I thought I might explode with the fury that swept through me

As I’ve said, my shoulders and arms have always been strong, and now anger and desperation gave them power I had never known before. I grabbed the
beast’s
hairy wrists, lifting my shoulders from the bed as I did so, the hump of my back providing leverage, and I forced those hands slowly, ever so slowly, away from my throat, the slender clawed fingers slowly unfurling, the
beast
returning its attention to me, bewilderment in its rabid eyes. My hands and its wrists shook with opposing pressure and I was aware that ultimately it was a battle I could not win, my attacker had a superior strength that would sustain him longer than my fierce but temporary outburst. So with one last effort, I lifted him away from me and then let go. And as I let go, I brought my own head up.

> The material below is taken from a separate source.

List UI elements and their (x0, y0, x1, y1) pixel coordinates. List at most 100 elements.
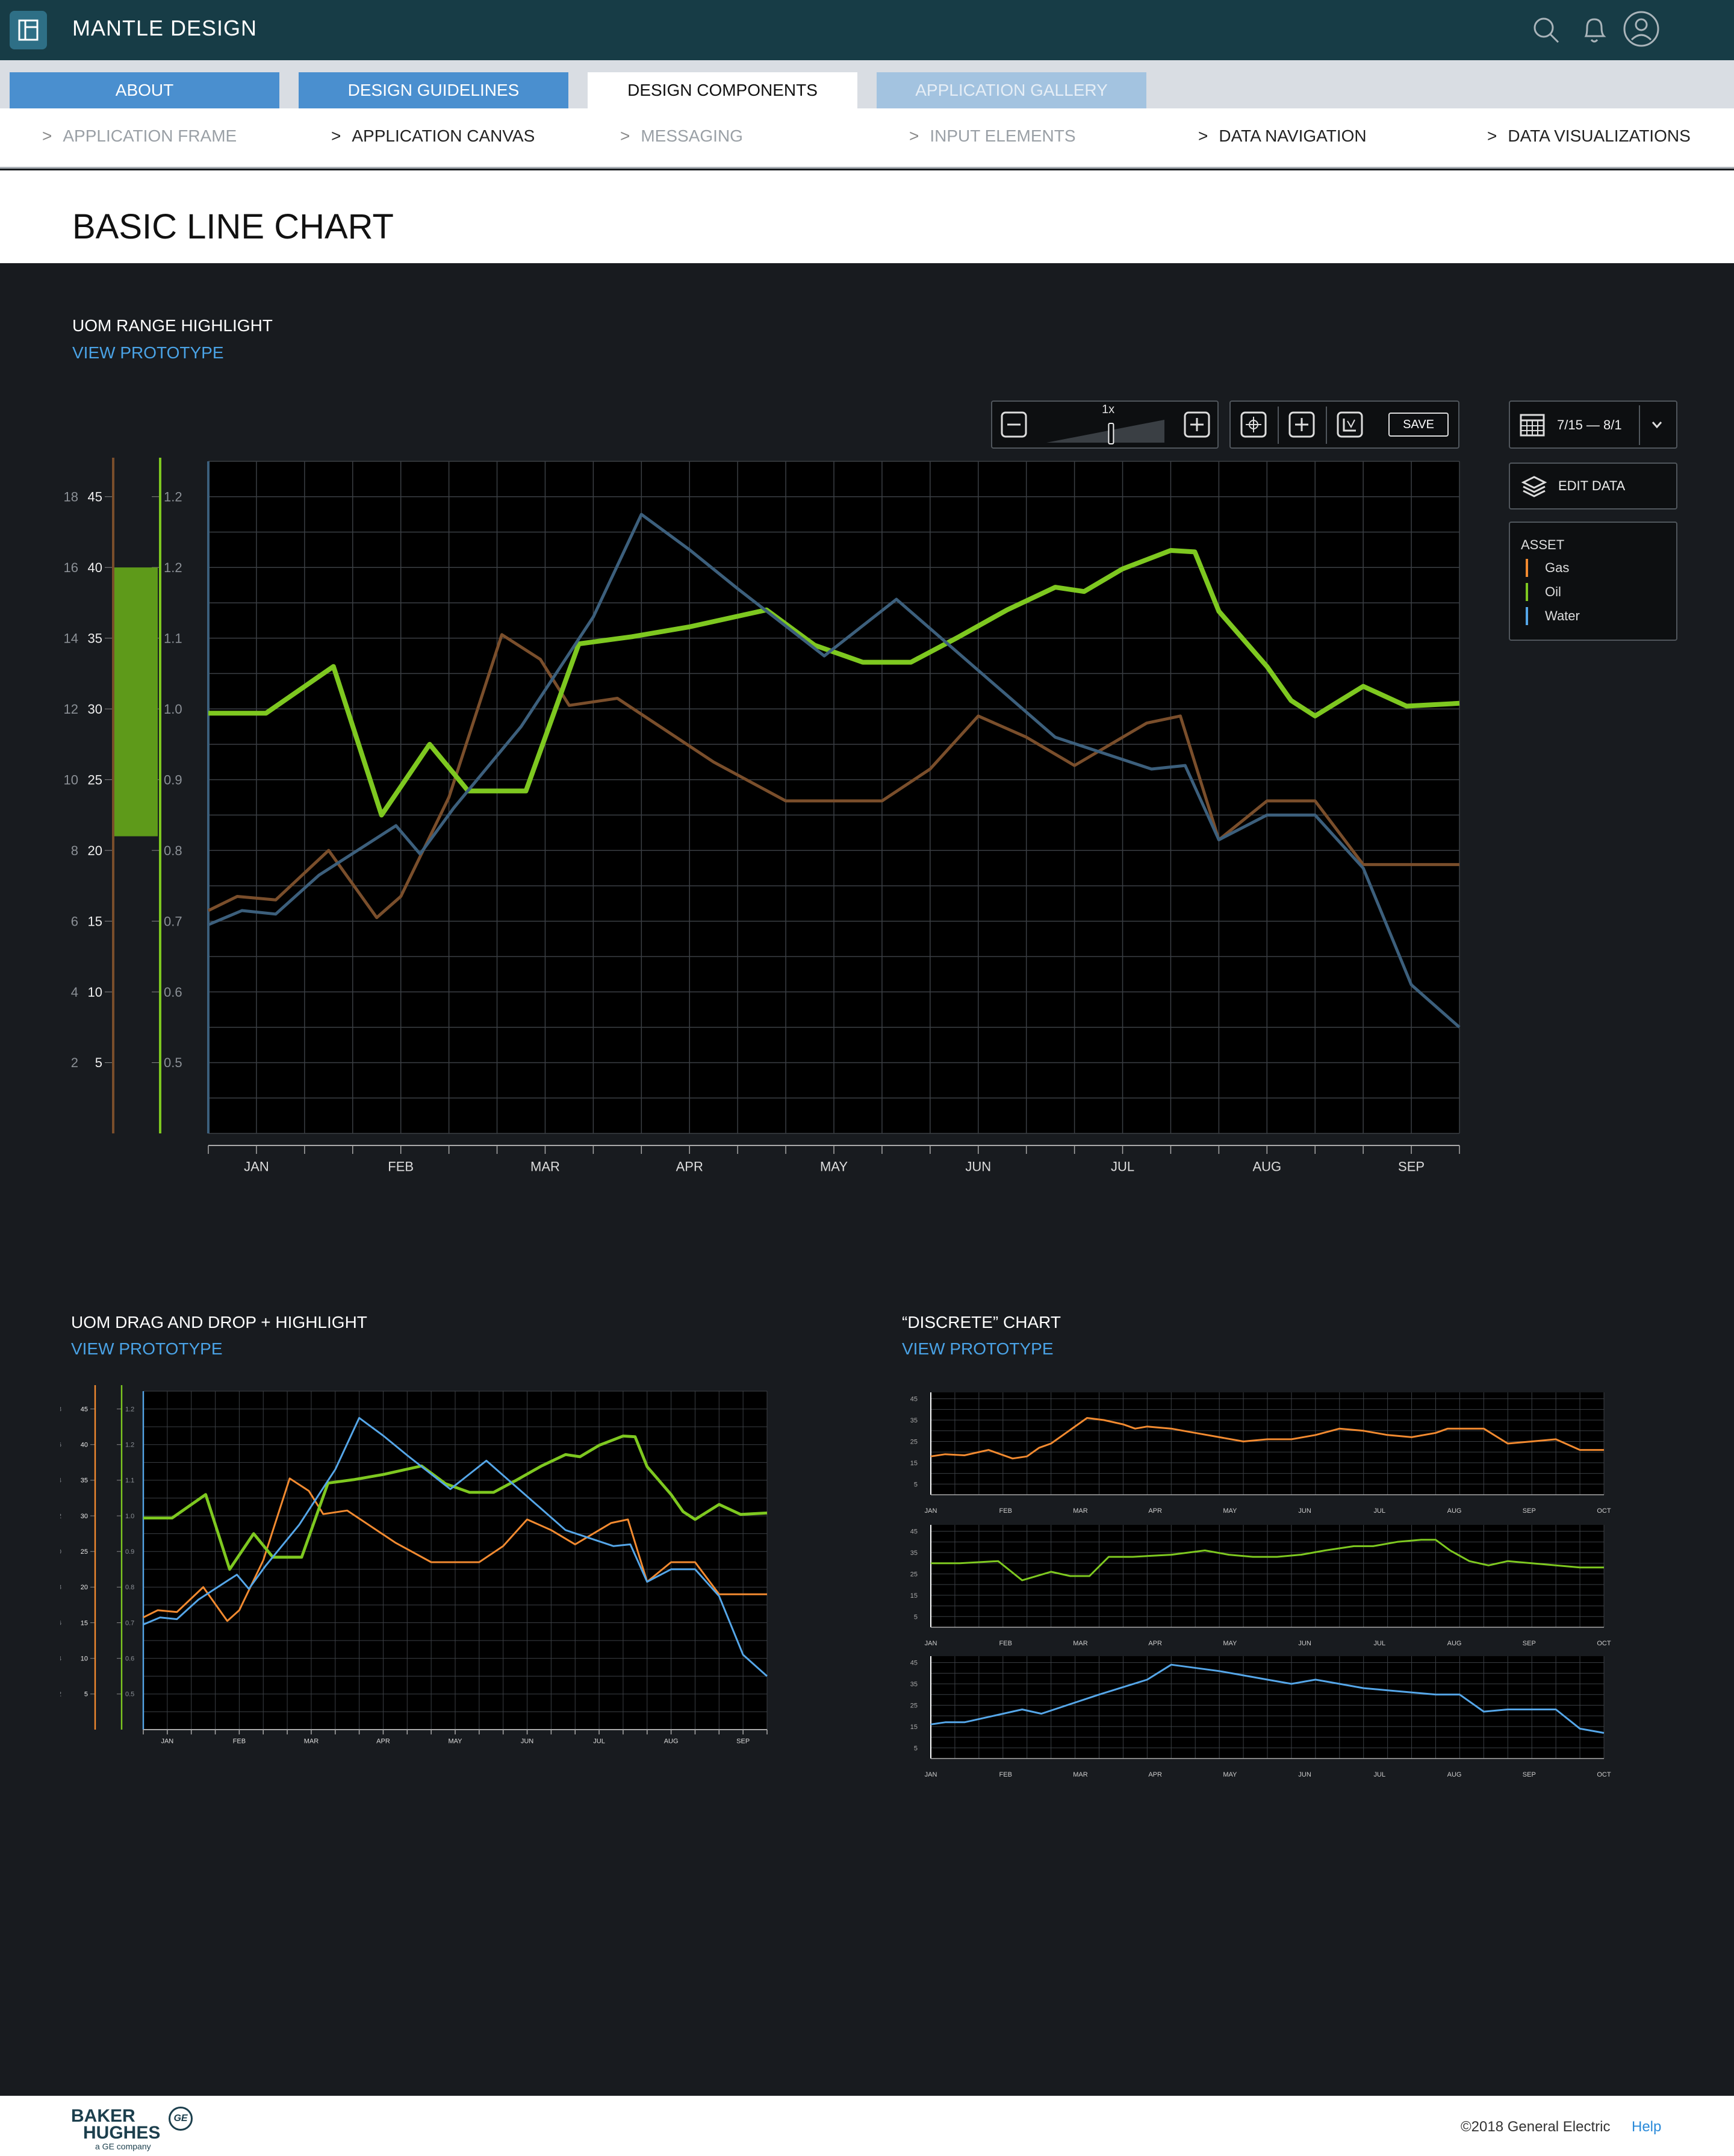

My forehead smashed into its shallow lower jaw, closing that gaping mouth, but while I cried out with the shock of pain, the
beast
merely grunted. I fell back on to the bed, all senses spinning, and once more the tenacious fingers with their curling nails found my throat. The pressure resumed as if there had never been an interruption, and this time I knew I was totally helpless, that my reserves of strength were all but used up in that last-ditch effort. At first I thought someone was using a dimmer switch on all the lights because everything began to grow dark, but I soon realized it was me, I was leaving it all behind. I tried - oh God, how I tried - to draw in breath, but soon it didn’t matter: the pain had lost its bite, my panic had lost its relevance. I knew I was dying, that air would never squeeze through to my lungs to save me, yet somehow it no longer mattered.

I was dying and it wasn’t so bad. Hell, it was relatively easy.